Beaumanoir dit qu'un homme qui voyait qu'un témoin allait déposer contre lui, pouvait éluder sa déposition en disant aux juges que son adversaire produisait un témoin faux et calomnieux; et si le témoin voulait soutenir la querelle, il donnait des gages de bataille. Si ce témoin était vaincu, la partie, qui l'avait produit, perdait son procès.

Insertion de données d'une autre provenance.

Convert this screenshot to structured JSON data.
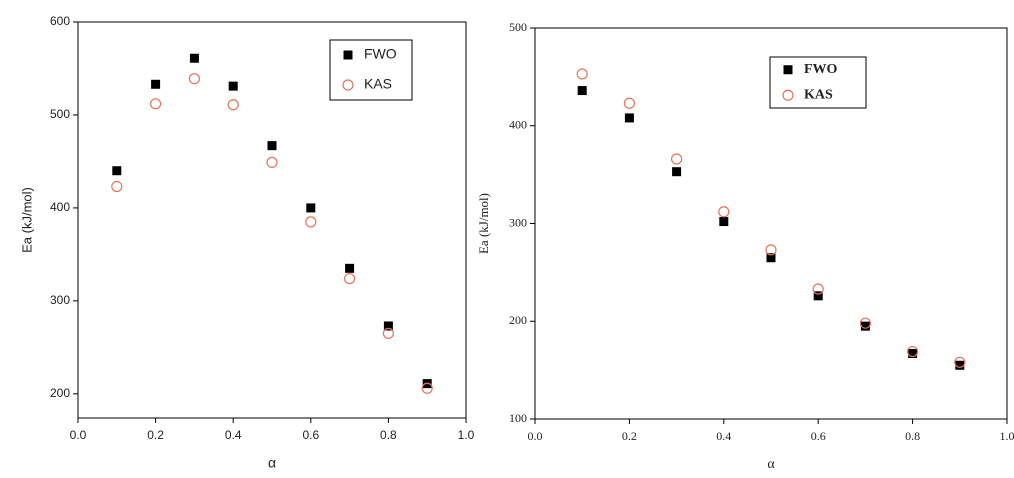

Le témoin pouvait quelquefois se dispenser de combattre; mais pour cela, il fallait qu'il dit à sa partie, avant de déposer: "Je me bée pas à combattre pour votre querelle, ne à entrer au plet au mien; mais si vous me voulez défendre, volontiers dirai la vérité." la partie se voyait alors obligée de combattre pour le témoin.
La nature de la décision par le combat, étant de terminer l'affaire pour toujours, et n'étant pas compatible avec un nouveau jugement, l'appel, tel qu'il est établi par les lois canoniques, c'est à dire un tribunal supérieur, était inconnu en France. Mais on pouvait prendre ses juges à partie, et fausser la cour, comme on le disait à cette époque; on combattait alors contre eux, et il fallait les vaincre tous, pour prouver que le jugement, qu'ils avaient rendu, était faux et inique. Si la partie était vaincue, elle payait une amende, lorsqu'il ne s'agissait que d'une affaire ordinaire; mais lorsque l'affaire était capitale, elle était punie de mort. Telles étaient les principales règles établies pour les combats judiciaires: dans un prochain numéro nous donnerons à nos lecteurs quelques exemples de ces sortes de combat.

Le Magasin Universel, 1834-1835.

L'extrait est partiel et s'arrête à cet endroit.